Hubert Glaser im Seniorentreff

01.06.2018
Foto: Krenn

Passau. Eine ganz besondere Veranstaltung kündigte Leiterin Gertraud Reichart (Foto) an, als Hubert Glaser (Foto) kürzlich im Malteser-Seniorentreff zu Gast war. Sie hatte nicht zu viel versprochen, denn was der Maler, Bildhauer, Autor und Musiker zu sagen und zu zeigen hatte, war in der Tat sehr beeindruckend. Trotz tropischer Temperaturen war der Treff fast voll besetzt.
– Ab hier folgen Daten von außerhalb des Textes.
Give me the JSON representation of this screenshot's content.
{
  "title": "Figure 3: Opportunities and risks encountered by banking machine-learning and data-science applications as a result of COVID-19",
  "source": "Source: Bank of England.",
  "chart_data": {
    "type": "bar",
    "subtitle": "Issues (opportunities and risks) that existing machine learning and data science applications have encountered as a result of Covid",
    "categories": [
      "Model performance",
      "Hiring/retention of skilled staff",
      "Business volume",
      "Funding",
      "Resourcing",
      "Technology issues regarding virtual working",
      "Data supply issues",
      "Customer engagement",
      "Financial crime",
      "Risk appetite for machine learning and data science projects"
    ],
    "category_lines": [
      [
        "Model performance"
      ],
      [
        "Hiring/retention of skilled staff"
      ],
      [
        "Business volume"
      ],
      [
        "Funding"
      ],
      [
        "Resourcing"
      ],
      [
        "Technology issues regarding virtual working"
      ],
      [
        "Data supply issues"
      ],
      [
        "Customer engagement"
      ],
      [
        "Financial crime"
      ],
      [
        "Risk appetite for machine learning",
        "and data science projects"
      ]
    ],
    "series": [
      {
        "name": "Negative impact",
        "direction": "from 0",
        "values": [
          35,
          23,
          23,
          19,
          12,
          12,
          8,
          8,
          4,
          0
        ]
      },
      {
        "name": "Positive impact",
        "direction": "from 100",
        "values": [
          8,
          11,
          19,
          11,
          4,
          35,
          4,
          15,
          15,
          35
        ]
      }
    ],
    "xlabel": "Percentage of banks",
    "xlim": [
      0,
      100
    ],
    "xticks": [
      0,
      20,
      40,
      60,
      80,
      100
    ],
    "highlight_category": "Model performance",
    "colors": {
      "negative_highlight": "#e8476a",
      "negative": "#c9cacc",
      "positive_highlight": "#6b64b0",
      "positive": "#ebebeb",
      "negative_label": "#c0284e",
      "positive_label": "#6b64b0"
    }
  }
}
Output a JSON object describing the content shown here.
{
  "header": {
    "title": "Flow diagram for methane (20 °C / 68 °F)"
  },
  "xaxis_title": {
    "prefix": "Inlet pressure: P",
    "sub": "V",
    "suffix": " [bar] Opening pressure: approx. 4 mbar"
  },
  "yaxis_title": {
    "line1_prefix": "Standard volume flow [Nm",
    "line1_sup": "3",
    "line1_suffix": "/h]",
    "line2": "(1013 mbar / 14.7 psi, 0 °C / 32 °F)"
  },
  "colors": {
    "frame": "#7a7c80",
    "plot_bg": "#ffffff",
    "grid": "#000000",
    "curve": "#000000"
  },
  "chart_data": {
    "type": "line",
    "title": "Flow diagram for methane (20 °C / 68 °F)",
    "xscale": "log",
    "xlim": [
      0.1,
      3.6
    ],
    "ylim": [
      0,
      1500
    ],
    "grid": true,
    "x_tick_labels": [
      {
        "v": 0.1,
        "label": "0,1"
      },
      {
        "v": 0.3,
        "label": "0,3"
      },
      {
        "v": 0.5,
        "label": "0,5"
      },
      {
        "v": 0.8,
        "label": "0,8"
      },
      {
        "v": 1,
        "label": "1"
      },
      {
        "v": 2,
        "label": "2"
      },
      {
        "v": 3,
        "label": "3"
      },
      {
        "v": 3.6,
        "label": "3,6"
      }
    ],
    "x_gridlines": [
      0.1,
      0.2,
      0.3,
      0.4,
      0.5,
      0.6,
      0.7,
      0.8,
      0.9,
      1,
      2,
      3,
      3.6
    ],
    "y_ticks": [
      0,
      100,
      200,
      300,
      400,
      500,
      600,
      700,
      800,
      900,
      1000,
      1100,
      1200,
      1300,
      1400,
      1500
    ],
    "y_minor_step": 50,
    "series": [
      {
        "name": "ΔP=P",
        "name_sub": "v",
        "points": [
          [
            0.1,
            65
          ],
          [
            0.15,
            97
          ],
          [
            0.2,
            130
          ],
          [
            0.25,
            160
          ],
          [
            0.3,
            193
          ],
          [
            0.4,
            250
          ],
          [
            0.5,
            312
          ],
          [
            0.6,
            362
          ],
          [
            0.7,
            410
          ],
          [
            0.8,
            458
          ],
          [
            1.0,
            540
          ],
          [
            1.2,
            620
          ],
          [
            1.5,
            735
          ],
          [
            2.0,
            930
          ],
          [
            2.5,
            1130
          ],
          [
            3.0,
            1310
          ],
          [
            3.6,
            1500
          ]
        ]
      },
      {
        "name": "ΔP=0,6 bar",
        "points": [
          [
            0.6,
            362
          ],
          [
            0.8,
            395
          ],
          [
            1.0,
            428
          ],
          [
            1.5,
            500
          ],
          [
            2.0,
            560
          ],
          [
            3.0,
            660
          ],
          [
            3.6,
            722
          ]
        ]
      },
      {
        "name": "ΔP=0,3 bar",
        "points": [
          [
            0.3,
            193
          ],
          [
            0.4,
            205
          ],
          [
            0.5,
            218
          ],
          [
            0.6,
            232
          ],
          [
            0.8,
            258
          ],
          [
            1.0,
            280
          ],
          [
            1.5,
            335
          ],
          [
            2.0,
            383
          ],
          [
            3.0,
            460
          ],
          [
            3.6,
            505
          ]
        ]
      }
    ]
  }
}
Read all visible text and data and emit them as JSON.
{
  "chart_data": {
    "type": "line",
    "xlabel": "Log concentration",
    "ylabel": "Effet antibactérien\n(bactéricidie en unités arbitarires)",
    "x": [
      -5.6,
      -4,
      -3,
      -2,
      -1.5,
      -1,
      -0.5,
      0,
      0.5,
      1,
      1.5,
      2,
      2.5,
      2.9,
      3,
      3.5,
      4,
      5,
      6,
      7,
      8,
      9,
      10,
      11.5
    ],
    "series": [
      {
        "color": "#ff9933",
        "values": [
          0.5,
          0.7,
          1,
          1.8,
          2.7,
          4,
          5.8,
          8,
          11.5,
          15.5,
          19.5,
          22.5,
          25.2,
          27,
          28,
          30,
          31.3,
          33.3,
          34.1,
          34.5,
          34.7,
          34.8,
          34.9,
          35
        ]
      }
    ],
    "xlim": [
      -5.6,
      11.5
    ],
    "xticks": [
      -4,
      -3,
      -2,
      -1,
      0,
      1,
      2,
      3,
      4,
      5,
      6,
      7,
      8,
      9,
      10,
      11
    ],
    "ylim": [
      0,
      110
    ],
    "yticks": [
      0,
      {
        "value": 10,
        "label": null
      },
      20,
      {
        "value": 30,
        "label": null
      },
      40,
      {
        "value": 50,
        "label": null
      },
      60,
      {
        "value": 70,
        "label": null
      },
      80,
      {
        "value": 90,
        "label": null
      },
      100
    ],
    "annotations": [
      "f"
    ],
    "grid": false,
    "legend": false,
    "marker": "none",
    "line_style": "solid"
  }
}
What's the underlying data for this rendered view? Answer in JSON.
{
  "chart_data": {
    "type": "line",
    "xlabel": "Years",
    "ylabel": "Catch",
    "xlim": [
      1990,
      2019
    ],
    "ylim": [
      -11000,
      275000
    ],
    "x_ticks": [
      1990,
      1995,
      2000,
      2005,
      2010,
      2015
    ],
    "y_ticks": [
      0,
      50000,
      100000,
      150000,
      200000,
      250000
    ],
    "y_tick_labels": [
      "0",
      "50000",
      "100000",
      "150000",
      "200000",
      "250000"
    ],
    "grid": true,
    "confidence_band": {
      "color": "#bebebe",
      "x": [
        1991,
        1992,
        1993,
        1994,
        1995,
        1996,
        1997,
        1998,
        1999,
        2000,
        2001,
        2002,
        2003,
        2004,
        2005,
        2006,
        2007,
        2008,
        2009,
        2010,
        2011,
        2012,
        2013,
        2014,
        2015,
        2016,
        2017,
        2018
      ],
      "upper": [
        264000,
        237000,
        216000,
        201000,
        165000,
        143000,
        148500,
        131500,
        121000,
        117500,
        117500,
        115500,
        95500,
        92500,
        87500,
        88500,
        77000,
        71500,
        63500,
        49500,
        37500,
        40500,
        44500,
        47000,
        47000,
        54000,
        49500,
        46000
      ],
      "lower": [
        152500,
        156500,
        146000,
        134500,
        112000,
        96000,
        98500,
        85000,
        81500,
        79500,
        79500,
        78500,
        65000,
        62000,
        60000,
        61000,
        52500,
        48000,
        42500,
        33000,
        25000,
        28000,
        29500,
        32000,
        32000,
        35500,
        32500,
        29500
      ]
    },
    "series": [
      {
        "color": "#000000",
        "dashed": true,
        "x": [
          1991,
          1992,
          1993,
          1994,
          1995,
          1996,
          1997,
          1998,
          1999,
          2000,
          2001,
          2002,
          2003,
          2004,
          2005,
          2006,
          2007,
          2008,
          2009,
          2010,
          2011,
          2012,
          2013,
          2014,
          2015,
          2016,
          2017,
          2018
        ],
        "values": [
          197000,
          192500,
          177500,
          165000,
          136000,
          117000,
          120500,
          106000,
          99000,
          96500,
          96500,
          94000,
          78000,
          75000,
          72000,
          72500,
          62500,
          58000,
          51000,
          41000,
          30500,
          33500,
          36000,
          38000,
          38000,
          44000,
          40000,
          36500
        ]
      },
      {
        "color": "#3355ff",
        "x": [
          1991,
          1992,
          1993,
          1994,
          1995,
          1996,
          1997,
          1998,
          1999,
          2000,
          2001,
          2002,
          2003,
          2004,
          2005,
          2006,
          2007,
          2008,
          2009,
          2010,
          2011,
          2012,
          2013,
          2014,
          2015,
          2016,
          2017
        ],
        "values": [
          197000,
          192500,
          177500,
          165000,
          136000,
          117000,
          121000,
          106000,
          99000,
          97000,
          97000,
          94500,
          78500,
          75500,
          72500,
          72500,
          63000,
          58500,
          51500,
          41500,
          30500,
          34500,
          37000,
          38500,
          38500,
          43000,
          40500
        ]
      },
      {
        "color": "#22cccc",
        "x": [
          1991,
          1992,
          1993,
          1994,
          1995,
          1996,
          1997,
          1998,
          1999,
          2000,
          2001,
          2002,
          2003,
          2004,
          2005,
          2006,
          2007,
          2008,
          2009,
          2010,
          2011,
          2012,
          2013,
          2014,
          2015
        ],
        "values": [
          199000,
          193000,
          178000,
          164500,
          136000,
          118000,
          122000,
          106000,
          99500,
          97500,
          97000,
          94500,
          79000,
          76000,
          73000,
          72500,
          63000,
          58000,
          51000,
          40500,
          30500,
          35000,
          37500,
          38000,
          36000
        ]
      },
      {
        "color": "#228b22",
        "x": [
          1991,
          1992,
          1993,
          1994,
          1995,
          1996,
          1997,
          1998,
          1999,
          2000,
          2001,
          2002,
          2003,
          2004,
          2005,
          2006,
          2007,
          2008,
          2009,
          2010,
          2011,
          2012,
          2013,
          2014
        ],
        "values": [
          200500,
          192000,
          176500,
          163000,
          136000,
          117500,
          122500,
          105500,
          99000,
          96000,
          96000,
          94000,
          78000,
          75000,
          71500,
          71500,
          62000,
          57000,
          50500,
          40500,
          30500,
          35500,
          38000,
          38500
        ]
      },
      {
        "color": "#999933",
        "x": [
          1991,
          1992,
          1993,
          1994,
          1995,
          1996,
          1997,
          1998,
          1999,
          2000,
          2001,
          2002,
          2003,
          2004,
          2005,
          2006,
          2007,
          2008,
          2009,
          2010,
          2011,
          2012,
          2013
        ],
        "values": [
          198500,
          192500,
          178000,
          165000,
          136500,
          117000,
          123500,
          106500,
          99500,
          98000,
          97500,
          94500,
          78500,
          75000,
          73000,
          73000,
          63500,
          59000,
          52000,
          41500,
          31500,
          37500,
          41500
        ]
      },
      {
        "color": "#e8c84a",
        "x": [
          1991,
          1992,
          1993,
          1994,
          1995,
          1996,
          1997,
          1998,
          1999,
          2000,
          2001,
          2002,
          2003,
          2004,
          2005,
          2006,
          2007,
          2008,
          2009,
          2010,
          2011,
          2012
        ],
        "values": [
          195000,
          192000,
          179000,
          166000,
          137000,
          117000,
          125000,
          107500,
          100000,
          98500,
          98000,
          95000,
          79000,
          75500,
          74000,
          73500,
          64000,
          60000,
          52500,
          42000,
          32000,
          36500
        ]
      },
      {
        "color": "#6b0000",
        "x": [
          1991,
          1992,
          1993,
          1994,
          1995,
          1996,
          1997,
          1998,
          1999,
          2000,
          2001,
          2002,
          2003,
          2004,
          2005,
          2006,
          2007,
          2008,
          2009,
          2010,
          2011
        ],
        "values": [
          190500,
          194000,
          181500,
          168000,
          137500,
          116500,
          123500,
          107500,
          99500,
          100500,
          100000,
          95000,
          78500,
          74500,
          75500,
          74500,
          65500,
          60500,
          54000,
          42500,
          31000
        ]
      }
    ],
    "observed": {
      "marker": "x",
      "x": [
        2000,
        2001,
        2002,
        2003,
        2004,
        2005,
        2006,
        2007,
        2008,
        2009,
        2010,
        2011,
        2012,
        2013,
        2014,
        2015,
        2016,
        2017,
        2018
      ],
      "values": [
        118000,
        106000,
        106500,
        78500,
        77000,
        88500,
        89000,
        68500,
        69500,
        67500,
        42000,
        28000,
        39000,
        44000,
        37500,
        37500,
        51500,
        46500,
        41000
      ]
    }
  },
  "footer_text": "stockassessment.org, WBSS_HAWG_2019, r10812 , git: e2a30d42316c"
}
„Was meine Bilder sagen sollen“, war das Thema des Nachmittags, dem Hubert Glaser gleich zu Beginn widersprach. „Bilder können nicht sprechen. Für mich sind sie Zeichen und Wegweiser zu stillen Selbstgesprächen über geistig Verdautes und Unverdautes.“

Hubert Glaser zeigte viele seiner Werke, erzählte über sie und ihre Entstehung, spielte virtuose Improvisationen auf dem E-Piano und las aus seinen Büchern vor, deren Texte immer mit einem Augenzwinkern zu verstehen sind. Er gab Einblicke in seine Vita, erzählte, dass er aus Leverkusen kommt, Architektur studiert hat und wie vor 42 Jahren sein Einstieg in die Bildhauerei war. Als Künstler ist der Passauer längst über die Region hinaus bekannt und geschätzt. Seine Werke stehen beispielsweise im Treppenhaus der Domsingschule in Köln und er hat zahlreiche Kapellen in Seniorenhäusern gestaltet.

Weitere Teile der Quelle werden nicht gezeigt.